Six editors’ posts are at risk at Johnston Press as part of its move towards the “newsroom of the future” with deputy editor and newsdesk roles also at risk.
The reorganisation in the publisher’s South Midlands region will see titles split into four geographic divisions likely to be overseen by a single group editor in David Summers, currently in charge of the Northampton Chronicle and Echo.
The six other existing editor roles in the region will disappear, with a new editor to be appointed for each of the four new divisions.
It is not yet known how many, if any, jobs will be lost as a result – although staff have been told there is no scheme in place for voluntary redundancy.

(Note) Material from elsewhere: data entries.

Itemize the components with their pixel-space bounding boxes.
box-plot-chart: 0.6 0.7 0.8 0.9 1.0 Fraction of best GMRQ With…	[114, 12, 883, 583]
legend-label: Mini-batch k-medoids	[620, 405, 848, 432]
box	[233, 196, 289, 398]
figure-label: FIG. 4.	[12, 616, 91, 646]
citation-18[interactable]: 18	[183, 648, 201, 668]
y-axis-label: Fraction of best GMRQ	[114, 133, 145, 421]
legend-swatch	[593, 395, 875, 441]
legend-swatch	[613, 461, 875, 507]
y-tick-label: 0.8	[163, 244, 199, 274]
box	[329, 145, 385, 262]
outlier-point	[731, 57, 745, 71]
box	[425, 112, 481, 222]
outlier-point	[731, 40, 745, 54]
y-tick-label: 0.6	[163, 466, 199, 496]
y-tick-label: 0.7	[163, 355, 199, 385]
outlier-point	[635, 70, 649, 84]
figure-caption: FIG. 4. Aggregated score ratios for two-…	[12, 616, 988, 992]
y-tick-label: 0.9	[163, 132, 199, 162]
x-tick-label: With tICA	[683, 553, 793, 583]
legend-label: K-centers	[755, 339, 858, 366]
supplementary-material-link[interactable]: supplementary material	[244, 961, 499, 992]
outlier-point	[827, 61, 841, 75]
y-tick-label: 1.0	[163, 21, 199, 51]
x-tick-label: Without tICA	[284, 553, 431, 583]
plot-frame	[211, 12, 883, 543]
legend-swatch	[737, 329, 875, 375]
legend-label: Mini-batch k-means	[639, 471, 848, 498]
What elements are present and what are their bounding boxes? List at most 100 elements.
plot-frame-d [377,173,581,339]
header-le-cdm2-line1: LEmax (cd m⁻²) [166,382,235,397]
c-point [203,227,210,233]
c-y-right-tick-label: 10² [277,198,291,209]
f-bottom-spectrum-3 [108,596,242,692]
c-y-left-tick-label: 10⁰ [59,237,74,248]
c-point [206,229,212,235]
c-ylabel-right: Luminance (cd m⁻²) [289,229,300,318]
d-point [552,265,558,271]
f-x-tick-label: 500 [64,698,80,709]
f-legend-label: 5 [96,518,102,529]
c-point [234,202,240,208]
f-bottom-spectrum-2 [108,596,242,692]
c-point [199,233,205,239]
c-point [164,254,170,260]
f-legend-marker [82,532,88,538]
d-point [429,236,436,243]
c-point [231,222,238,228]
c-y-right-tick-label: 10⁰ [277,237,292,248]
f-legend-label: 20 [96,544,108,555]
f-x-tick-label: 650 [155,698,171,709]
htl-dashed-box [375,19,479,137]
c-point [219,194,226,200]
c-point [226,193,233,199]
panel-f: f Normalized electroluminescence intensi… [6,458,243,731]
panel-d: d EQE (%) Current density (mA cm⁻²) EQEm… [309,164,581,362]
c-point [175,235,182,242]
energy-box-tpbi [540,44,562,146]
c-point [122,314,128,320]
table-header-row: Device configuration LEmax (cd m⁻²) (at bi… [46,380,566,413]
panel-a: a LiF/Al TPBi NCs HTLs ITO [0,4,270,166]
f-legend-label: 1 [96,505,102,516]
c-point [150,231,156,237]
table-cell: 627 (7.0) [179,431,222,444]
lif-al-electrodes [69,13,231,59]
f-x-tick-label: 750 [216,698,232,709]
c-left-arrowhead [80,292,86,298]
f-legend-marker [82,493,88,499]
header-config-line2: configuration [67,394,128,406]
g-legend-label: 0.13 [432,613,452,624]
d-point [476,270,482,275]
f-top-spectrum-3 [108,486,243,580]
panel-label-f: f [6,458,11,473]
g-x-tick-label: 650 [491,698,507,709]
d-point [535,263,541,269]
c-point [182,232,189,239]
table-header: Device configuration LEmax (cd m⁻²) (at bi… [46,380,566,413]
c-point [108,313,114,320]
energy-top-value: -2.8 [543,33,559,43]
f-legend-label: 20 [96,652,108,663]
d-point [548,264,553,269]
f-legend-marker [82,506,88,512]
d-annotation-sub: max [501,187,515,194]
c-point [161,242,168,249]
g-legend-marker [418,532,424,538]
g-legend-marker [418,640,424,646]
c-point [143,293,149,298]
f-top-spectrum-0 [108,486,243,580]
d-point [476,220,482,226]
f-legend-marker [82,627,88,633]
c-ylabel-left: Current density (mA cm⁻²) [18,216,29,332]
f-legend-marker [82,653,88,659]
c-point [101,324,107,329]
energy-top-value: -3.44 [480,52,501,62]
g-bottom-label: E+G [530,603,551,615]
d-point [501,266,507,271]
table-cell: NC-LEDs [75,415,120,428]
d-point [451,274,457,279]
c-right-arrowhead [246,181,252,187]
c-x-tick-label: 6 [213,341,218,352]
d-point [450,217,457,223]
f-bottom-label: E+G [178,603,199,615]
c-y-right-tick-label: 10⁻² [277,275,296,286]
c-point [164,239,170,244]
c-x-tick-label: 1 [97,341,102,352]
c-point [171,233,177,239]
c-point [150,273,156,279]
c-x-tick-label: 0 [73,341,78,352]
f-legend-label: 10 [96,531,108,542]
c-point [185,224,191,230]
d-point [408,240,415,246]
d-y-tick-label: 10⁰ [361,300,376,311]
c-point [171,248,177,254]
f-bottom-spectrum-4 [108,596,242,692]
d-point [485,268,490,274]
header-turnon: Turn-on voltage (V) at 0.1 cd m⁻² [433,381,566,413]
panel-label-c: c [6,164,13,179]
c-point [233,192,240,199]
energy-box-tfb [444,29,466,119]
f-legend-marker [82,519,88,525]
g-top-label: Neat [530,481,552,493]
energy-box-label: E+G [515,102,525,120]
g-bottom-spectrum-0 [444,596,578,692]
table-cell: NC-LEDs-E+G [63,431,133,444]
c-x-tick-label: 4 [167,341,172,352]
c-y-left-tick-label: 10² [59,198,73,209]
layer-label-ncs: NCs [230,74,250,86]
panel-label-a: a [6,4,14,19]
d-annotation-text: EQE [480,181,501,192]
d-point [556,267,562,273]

As reported by HTFP last month, the company is rolling out its “newsroom of the future” initiative across three of its regional divisions – the South Midlands, Scottish weeklies and North Midlands and South Yorkshire, where the scheme was first trialled.
The six South Midlands editors whose existing roles are set to disappear in the restructure are:
- Jason Gibbins, currently editor of the Banbury Guardian;
- Roger Hawes, editor of the Bucks Herald, Bucks Advertiser and Hemel Hempstead Gazette;
- Lynn Hughes, of the Luton News and Biggleswade Chronicle;
- Chris Lillington, of the Leamington Spa Courier and Rugby Advertiser;
- Olga Norford, of the Milton Keynes Citizen and Bedford Times & Citizen; and
- Neil Pickford, of the Northamptonshire Telegraph and Harborough Mail.
It is understood that the three Northamptonshire papers will comprise one of the new divisions, with the Leicestershire and Warwickshire titles combined into another division and two further divisions in the south of the region.
Each of the four divisions will be headed by an editor reporting into David as group editor.
Existing deputy editor and news editor roles will also disappear to be replaced by one or more content editors in each region.
In addition, two centralised ‘hubs’ will be created for managing community news and user generated content and sport across the 80-mile long region, with two additional senior roles created to head these.
JP bosses have undertaken a “mapping” exercise of management staff in the region with staff set to be told of their new roles before the changes come into effect on Monday 20 April.
No reporting jobs are thought to be under threat by the move, although it is believed journalists will be asked to return to working occasional weekend shifts.
One JP employee told HTFP: “People don’t know where they’re going to fit in. They’re worried for their own livelihoods for a start, but they’re worried about their titles.
“The only people left at JP are hardliners who love the job and have 10 years plus at the paper they work for. They want to see it do well and there’s a sense of ‘what is going to happen to our paper?'”
A spokeswoman for Johnston Press said: “We have already shared our plans to reorganise our newsrooms and deliver quality content more effectively in response to the changing ways our audiences consume news and information.
“These plans for our ‘newsrooms of the future’ are now being shared and shaped locally and a proposed structure was discussed with our team in the South Midlands last week.
“As these discussions are ongoing it wouldn’t be appropriate or fair to disclose further details at this stage.”